O exercício da medicina envolve decisões técnicas, complexas, e com elevada responsabilidade. Além da prática clínica, os profissionais da saúde passaram a conviver com o grande crescimento da judicialização, tornando indispensável o acompanhamento por uma assessoria jurídica ética, estratégica e especializada.
Dados da Associação Médica Brasileira (AMB), do Conselho Nacional de Justiça (CNJ) e de outras instituições demonstram o avanço expressivo das demandas judiciais envolvendo médicos. Em 2024, foram registradas 74.358 ações judiciais, frente a 12.268 no ano anterior, representando um aumento de 506%.

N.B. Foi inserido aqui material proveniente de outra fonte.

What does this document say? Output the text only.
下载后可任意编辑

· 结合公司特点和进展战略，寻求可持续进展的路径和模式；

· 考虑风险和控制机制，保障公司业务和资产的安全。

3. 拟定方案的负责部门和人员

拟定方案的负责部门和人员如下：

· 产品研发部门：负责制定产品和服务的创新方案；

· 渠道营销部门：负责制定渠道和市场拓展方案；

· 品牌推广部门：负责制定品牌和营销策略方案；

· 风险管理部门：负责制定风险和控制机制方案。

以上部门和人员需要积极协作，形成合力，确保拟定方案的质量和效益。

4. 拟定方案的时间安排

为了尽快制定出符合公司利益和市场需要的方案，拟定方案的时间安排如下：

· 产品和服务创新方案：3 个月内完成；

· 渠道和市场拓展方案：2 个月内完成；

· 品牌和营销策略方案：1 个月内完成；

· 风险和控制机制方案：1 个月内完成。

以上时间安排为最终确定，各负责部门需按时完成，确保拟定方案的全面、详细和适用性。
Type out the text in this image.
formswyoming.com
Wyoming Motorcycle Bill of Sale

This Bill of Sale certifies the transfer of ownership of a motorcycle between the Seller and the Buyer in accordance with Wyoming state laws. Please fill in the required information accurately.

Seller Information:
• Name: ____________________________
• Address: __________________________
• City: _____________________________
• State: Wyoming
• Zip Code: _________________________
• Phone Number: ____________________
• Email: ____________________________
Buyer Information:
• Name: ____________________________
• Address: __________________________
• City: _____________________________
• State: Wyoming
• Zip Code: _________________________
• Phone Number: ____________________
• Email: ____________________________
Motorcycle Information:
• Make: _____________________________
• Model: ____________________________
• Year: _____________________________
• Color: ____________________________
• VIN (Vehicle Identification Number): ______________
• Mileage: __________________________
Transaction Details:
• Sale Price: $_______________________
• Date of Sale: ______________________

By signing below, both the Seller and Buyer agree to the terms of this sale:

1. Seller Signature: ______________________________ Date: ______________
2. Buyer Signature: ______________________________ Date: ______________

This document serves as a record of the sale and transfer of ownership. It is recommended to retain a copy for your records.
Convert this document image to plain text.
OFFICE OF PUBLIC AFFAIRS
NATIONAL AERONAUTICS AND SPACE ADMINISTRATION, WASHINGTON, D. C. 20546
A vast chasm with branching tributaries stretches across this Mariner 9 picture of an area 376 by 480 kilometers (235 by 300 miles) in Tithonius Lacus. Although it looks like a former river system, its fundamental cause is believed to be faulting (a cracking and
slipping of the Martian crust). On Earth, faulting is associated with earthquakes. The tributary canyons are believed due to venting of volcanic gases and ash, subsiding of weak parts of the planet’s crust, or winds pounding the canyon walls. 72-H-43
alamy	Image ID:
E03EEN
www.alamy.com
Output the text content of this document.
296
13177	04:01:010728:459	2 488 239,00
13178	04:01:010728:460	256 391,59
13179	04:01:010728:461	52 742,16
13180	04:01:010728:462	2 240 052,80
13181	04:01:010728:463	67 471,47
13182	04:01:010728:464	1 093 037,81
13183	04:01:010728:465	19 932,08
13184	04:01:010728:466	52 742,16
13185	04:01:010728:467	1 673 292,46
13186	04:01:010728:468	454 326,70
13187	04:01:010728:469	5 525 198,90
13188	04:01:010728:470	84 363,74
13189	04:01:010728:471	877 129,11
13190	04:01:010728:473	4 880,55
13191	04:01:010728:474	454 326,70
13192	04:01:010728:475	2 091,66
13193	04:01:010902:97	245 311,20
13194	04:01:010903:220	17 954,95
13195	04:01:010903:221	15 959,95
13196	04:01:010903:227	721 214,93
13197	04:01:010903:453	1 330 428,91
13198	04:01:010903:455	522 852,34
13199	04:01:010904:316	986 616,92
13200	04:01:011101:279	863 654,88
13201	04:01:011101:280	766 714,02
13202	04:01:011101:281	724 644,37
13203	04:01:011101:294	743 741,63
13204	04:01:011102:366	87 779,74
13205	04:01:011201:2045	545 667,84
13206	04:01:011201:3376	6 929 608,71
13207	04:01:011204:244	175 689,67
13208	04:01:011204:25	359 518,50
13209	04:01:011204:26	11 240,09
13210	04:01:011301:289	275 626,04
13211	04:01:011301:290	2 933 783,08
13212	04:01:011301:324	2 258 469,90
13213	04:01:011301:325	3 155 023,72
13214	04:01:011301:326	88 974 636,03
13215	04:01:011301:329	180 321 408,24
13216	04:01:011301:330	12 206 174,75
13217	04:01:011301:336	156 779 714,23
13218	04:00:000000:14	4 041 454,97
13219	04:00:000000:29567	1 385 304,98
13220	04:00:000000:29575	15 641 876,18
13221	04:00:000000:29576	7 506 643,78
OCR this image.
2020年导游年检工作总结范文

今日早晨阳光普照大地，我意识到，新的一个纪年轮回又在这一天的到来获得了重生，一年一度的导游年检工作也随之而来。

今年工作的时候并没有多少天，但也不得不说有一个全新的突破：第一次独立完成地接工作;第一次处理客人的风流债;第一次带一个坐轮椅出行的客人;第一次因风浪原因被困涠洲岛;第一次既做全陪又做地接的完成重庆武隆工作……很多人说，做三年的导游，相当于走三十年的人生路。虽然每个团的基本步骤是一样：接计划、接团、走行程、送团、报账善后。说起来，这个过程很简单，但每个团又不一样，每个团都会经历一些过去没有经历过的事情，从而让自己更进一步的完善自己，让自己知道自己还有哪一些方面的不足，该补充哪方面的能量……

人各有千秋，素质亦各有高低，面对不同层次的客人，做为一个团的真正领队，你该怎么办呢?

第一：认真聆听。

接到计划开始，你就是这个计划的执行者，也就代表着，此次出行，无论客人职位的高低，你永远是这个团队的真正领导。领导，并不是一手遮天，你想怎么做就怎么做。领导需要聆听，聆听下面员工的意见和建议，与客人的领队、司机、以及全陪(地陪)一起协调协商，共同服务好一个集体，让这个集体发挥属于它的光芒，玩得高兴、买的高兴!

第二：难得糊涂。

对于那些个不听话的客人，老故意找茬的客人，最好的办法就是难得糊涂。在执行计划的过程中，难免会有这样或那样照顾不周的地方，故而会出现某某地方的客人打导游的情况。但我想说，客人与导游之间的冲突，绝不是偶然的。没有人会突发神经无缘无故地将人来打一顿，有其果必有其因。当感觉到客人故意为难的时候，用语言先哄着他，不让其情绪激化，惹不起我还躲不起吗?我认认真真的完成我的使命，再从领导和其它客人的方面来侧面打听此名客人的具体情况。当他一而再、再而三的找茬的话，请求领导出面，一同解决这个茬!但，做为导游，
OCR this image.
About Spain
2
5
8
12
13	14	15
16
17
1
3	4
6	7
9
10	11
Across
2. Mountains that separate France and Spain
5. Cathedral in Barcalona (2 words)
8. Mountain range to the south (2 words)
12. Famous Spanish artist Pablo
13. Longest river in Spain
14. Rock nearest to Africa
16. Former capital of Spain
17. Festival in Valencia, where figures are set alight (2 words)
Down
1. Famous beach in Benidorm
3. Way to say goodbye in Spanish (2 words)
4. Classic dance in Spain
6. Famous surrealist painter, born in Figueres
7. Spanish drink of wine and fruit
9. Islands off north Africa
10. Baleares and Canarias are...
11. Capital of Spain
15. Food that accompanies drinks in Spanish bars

No Superior Tribunal de Justiça (STJ), Ginecologia e Obstetrícia concentram 42,6% dos processos relacionados à responsabilidade médica, seguidas por Ortopedia e Traumatologia (15,91%) e Cirurgia Plástica (7%). O levantamento do CNJ revelou elevados índices de deferimento das demandas em saúde: Entre agosto de 2024 e julho de 2025, 73% das liminares na saúde pública e 69,5% na saúde suplementar foram concedidas, com índices de procedência final de 84% e 87%, respectivamente.
Nesse contexto, a assessoria jurídica vai muito além da atuação em processos judiciais. A prevenção de riscos, a orientação estratégica e a defesa técnica qualificada são instrumentos essenciais para a proteção da carreira, do patrimônio e da reputação dos profissionais da saúde.